Political bumperstickers may be more annoying than bumperstickers about sports, but in terms of insanity they lag very far behind them.  I've never understood why anyone would place a bumpersticker for or against gay marriage on the back of his car, because it implies it was the only opinion he thought was worth telling me.  Religious slogans I can understand.  If you've only got a single chance to deliver a message to the wayward Child of God behind you, it might be a good idea to remind them about Judgment Day -- or maybe, if you don't feel like going this far, about the fact that we're all about to die.  This would at the very least sober him up. 

Then there are people who skip politics and religion and post something about how much they love the Seattle Sounders.  And if you're really interested in going the extra mile in support of the Sounders, which I would argue you already have by choosing to say it more than anything else, you might even go so far as to pledge your fidelity to the sports team in writing.  I saw it earlier today on somebody's SUV.  The message was plain and simple: Sounders 'til I die, which means that whoever this is considered the possibility that a younger and sexier sports team might come his way in the future -- but have no fear.  His fidelity is undying.  He will not leave.  He's in love and he's hear to stay. 

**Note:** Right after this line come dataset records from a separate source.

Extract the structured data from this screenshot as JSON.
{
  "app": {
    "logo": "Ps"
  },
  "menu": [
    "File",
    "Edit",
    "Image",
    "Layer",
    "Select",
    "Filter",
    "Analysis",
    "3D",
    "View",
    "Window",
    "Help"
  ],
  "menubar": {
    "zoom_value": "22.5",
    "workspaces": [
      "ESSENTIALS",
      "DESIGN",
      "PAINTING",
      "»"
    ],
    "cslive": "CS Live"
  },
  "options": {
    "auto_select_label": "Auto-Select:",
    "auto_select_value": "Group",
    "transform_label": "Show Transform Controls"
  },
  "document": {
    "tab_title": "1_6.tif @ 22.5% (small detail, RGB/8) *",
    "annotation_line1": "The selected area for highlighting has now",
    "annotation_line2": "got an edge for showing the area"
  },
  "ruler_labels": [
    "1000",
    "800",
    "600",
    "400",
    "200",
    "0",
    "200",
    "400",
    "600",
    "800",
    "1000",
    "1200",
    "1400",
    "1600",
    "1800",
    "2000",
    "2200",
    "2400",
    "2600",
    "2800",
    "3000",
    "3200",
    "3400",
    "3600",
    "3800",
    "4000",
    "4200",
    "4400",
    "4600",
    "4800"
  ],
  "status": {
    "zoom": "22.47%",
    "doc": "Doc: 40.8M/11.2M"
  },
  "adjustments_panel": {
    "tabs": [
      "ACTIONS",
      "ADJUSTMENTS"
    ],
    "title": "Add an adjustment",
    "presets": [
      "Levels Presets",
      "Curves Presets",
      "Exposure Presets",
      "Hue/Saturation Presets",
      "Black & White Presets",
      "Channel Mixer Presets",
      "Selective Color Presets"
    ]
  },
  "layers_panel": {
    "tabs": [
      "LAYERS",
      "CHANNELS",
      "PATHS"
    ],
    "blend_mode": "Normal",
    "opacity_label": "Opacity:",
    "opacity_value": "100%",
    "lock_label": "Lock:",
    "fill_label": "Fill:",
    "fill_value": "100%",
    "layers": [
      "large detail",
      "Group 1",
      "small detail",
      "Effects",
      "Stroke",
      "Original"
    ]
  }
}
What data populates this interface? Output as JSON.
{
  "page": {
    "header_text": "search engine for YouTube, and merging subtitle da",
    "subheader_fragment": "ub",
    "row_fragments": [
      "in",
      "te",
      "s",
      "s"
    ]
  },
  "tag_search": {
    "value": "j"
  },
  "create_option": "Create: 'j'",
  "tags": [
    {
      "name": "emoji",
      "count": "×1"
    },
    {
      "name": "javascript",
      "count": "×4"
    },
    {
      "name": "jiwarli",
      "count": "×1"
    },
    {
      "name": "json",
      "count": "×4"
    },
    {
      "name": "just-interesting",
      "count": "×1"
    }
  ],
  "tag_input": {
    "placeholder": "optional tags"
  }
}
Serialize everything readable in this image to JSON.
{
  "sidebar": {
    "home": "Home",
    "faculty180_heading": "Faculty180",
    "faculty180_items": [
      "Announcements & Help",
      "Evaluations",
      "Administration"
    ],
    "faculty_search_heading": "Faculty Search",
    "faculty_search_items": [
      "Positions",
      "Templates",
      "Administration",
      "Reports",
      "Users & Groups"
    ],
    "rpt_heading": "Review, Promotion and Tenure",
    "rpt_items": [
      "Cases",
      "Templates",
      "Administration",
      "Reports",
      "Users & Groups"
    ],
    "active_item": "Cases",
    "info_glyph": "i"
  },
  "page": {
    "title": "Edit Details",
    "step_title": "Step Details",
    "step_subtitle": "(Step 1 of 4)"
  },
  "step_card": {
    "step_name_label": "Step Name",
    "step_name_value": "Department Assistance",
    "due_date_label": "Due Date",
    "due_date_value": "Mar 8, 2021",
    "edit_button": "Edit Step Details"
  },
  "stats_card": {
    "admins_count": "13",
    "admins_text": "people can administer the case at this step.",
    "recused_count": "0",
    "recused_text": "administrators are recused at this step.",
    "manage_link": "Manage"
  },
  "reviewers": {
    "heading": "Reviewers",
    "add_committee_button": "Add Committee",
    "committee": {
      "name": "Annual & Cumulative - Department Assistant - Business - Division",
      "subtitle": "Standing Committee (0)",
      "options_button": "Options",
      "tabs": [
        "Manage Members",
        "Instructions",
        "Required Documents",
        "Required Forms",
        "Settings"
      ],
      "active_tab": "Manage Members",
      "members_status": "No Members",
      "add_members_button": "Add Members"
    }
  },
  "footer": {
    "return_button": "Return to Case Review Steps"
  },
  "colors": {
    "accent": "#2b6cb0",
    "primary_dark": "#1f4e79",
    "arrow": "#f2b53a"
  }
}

The only thing this left me thinking is that I'm sorry I missed the wedding.  I'm sorry I missed the moment when he tied the knot to a group of men he's probably never met, who probably never pledged their affections to him in the first place because they never met the prerequisite of knowing him at all.  At the very least it's gay enough for a Seattle suburb; and I'm guessing that the hopeless act of throwing yourselves into the arms of a soccer team has a backward kind of romance about it.  I've heard of many men pledging their undying affections to women who didn't love them, which is tragic; and I've heard of fewer men pledging their affections to women who didn't know them, which is usually embarrassing (and occasionally Indian).  To pledge it to a group of unknown jocks can only be hilarious.  Has the driver never had a country?  Or a woman?

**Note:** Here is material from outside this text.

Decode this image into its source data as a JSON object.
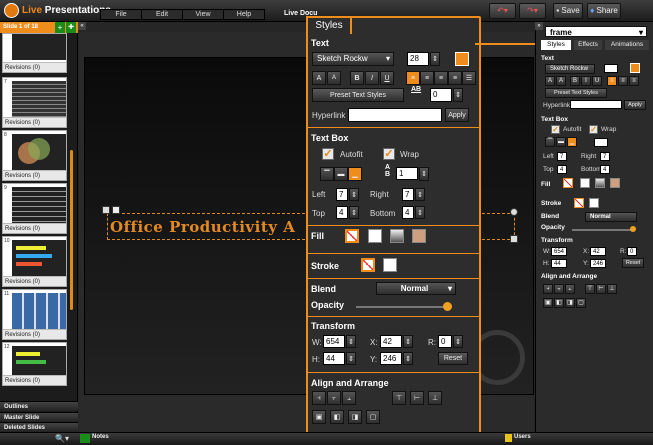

Professions of athletic fidelity are something so backward when you think about them that they can only escape our notice by being ubiquitous.  A pledge of devotion is too dramatic a turn of events to go without either censure or approval.  An oath before God and strangers to strangers probably without gods (for basketball players especially are the most godless of mankind) requires a reaction -- which most usually comprises a shrug, if anything at all.  The only thing worse than our mindless pledges is our indifference to their mindlessness.

But if we took sports fidelity and wrote it off as completely ridiculous, I think we'd be missing the point.  Sports fidelity is still fidelity.  And there's a kind of honor in supporting something whether it wins or not, because supporting something whether it wins or not may be the only kind of support worth praising.  An eternal fidelity means we've finally found something we couldn't do without.  The problem isn't that people give their undying support to something.  It's that they feel they can only express it in sports.  It's that marriages aren't romantic enough and patriotism and religion are too "uncivilized" and dangerous to speak about in a society policed by easily offended women. Our problem is that we're terrified of expressing our virtues virtuously.  We've given up all the great things and been forced to fight for anything, because men will always need to fight for something.  Sports are the last refuge of a dying masculinity.  Professions of athletic fidelity are proof that a man never lived for anything worth pledging himself to.